Another sibling, Vanessa Sandoval, called him a “waste of air.”

“Madalyn Sandoval’s name should live forever. She touched too much our lives in her short 19 years she was on this earth,” Vanessa Sandoval said. “She was the most loving, caring, free-spirited soul I will ever know.”

Samuels and Sevilla found themselves in a life-or-death conflict that escalated quickly and was captured by nearby home surveillance cameras. It started when Sandoval and Sevilla drove up in the same car and parked near San Antonio Park, but after a few minutes Sandoval left Sevilla’s truck and fled to Samuels’ vehicle that had stopped in a nearby alley.

Sevilla pulled his truck alongside Samuels’ car, and the two exchanged words, then gunfire. According to Judge Paul Delucchi, after the shooting Samuels drove Sandoval to a hospital and simply “dumped” her off at the front.
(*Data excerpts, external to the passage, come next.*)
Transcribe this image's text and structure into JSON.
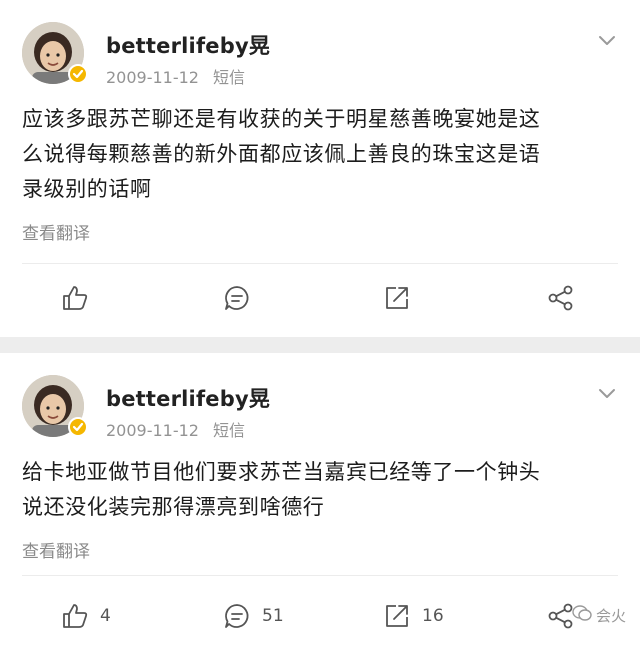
{
  "posts": [
    {
      "author": "betterlifeby晃",
      "date": "2009-11-12",
      "source": "短信",
      "text_lines": [
        "应该多跟苏芒聊还是有收获的关于明星慈善晚宴她是这",
        "么说得每颗慈善的新外面都应该佩上善良的珠宝这是语",
        "录级别的话啊"
      ],
      "translate_label": "查看翻译",
      "actions": {
        "like": "",
        "comment": "",
        "repost": ""
      }
    },
    {
      "author": "betterlifeby晃",
      "date": "2009-11-12",
      "source": "短信",
      "text_lines": [
        "给卡地亚做节目他们要求苏芒当嘉宾已经等了一个钟头",
        "说还没化装完那得漂亮到啥德行"
      ],
      "translate_label": "查看翻译",
      "actions": {
        "like": "4",
        "comment": "51",
        "repost": "16"
      }
    }
  ],
  "watermark": "会火",
  "colors": {
    "verified_badge": "#f5b700",
    "background": "#ededed",
    "icon": "#555555"
  }
}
Samuels and Sevilla both spoke at the sentencing hearing. Sevilla apologized, saying, “that was not my intention and not my plan.” Prosecutors, though, pointed out in a sentencing memo that he admitted to smashing the gun he used with a sledgehammer and was recorded on a jail call stating his belief that without the murder weapon, he couldn’t be charged.

“I was scared. I am verry sorry. She is in my prayers. I ask for forgiveness,” Sevilla said.

When it was his turned to speak, Samuels wanted to remind those in attendance that he was grieving Sandoval’s loss too.

“Maddie was family to me. I’m going to say it again: Maddie was family to me…I never intended Maddie to not be here,” he said, later adding that he wasn’t the type to turn his back on family. “I never intended to threaten Sevilla’s life in any way. I didn’t know this was going to happen.”

A few minutes later, Judge Delucchi spoke, calling Samuels’ actions — leaving Sandoval at the hospital — “one of the most callous, bold-blooded, just worst things I have ever seen in my life.” Prosecutors wrote in a sentencing memo that Samuels had flagged down a passer-by who was driving a truck, placed a dying Sandoval into the bed, then drove away in his own Honda, leaving the Good Samaritan to take her the rest of the way to the hospital.

“I mean to dump a dying Madalyn Sandoval in the back of a pickup truck and then run away, to be told ‘I don’t turn my back on family,’ that’s some callous stuff,” Delucchi said.